Cette approche coopérative est de plus en plus mise en valeur comme une alternative à l’approche compétitive. En témoignent le succès des AMAP (coopératives mettant en relation les consommateurs et les producteurs), des logiciels libres et des wiki collaboratifs, où un ensemble d’individus mettent en commun gratuitement leurs savoirs au bénéfice de tous, dont ils profitent aussi en retour.

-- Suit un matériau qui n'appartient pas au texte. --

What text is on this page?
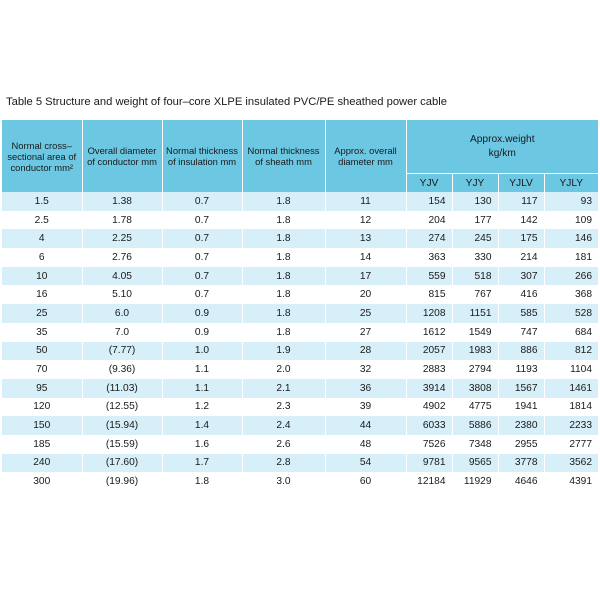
Table 5 Structure and weight of four–core XLPE insulated PVC/PE sheathed power cable
Normal cross– sectional area of conductor mm²	Overall diameter of conductor mm	Normal thickness of insulation mm	Normal thickness of sheath mm	Approx. overall diameter mm	Approx.weight
kg/km			

					YJV	YJY	YJLV	YJLY
1.5	1.38	0.7	1.8	11	154	130	117	93
2.5	1.78	0.7	1.8	12	204	177	142	109
4	2.25	0.7	1.8	13	274	245	175	146
6	2.76	0.7	1.8	14	363	330	214	181
10	4.05	0.7	1.8	17	559	518	307	266
16	5.10	0.7	1.8	20	815	767	416	368
25	6.0	0.9	1.8	25	1208	1151	585	528
35	7.0	0.9	1.8	27	1612	1549	747	684
50	(7.77)	1.0	1.9	28	2057	1983	886	812
70	(9.36)	1.1	2.0	32	2883	2794	1193	1104
95	(11.03)	1.1	2.1	36	3914	3808	1567	1461
120	(12.55)	1.2	2.3	39	4902	4775	1941	1814
150	(15.94)	1.4	2.4	44	6033	5886	2380	2233
185	(15.59)	1.6	2.6	48	7526	7348	2955	2777
240	(17.60)	1.7	2.8	54	9781	9565	3778	3562
300	(19.96)	1.8	3.0	60	12184	11929	4646	4391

Dans la recherche, une transparence et un partage des travaux de chercheurs au travers le monde, grâce à Internet, permet aussi de plus grandes avancées que lorsque chacun joue séparément et même en concurrence, occasionne moins de coût que des investissements parallèles et concurrents dont un seul sera rentabilisé finalement, celui qui gagne en final.

 

L’approche coopérative n’est pas seulement une nouvelle manière de travailler, de s’organiser. Elle suppose aussi de se fixer un objectif basé réellement sur l’intérêt général, sur un niveau de service, sur des critères de satisfaction, de qualité, de préservation de valeurs, plutôt que sur l’unique critère du profit même contraint par des exigences de normes, par des garde-fous exercés de manière coercitive. Une mutuelle ou une coopérative a pour objectif la satisfaction de ses usagers au meilleur coût et non la maximisation du profit à niveau minimum de service. Il s’agit d’inverser l’objectif et les contraintes, donc bien d’un changement de modèle.

 

Une organisation privilégiant la coopération peut être une alternative au capitalisme, notamment au capitalisme financier, mais aussi une alternative au socialisme centré sur l’Etat, en responsabilisant mieux les citoyens. L’Etat ne peut s’occuper de tout. Il conduit même les citoyens à attendre tout de l’Etat, à s’isoler et à moins s’impliquer, voire à faire moins d’effort, par exemple à être moins solidaire vis-à-vis de son prochain puisque l’Etat est là pour le prendre en charge. Plutôt que nationaliser les banques suite à la crise financière, comme le préconisent certains comme Frédéric Lordon, pourquoi ne pas favoriser les structures mutualistes bancaires, qui d’ailleurs existent déjà en France tout en veillant à une suppression des activités spéculatives, à une séparation des banques d’affaires et des banques de dépôts ou banques commerciales ?

 

Cette approche n’est d’ailleurs pas antinomique à l’approche compétitive, car on peut voir des structures coopératives être elles-mêmes en concurrence pour un meilleur service (pas nécessairement pour le profit d’ailleurs). Elle répond aussi à une régulation préventive plutôt que corrective : la spéculation n’a plus cours et les gains de productivité ou en qualité bénéficient à tous. C’est plus sain que laisser faire la spéculation et l’accumulation des profits en capital au bénéfice des plus riches, que l’on cherchera ensuite à taxer plus pour opérer une correction redistributive.

 

La société coopérative est fondée sur la confiance en l’autre et sur la motivation de solidarité, d’aider l’autre, non de le dominer. Elle suppose une conscience et une responsabilité citoyenne, s’appuie sur un autre comportement. Mais pour que cela fonctionne, il faut non seulement que les organisations humaines, les entreprises, les organisations internationales, les nations, les partis politiques, privilégient la coopération selon cette logique, ce qu’on pourrait imposer aux structures, il faut aussi que les individus qui composent ces structures, à la fois en tant qu’usagers ou consommateurs, en tant que salariés et en tant qu’actionnaires/propriétaires, soient eux-mêmes motivés. Un usager est motivé par le meilleur service au meilleur coût, un actionnaire est motivé par la rentabilité de son placement et l’envie de soutenir l’entreprise, un salarié est motivé par son salaire mais aussi par la fierté de travailler dans une entreprise utile, respectant des valeurs et une certaine éthique, se conduisant correctement. L’approche coopérative revient à faire converger ces intérêts. L’usager est en même temps actionnaire. Le salarié peut l’être aussi.

 

La société coopérative est une société humaniste. Elle est la clé de voûte d’une approche idéologique que l’on peut appeler l’humanisme, en alternative au capitalisme et au socialisme.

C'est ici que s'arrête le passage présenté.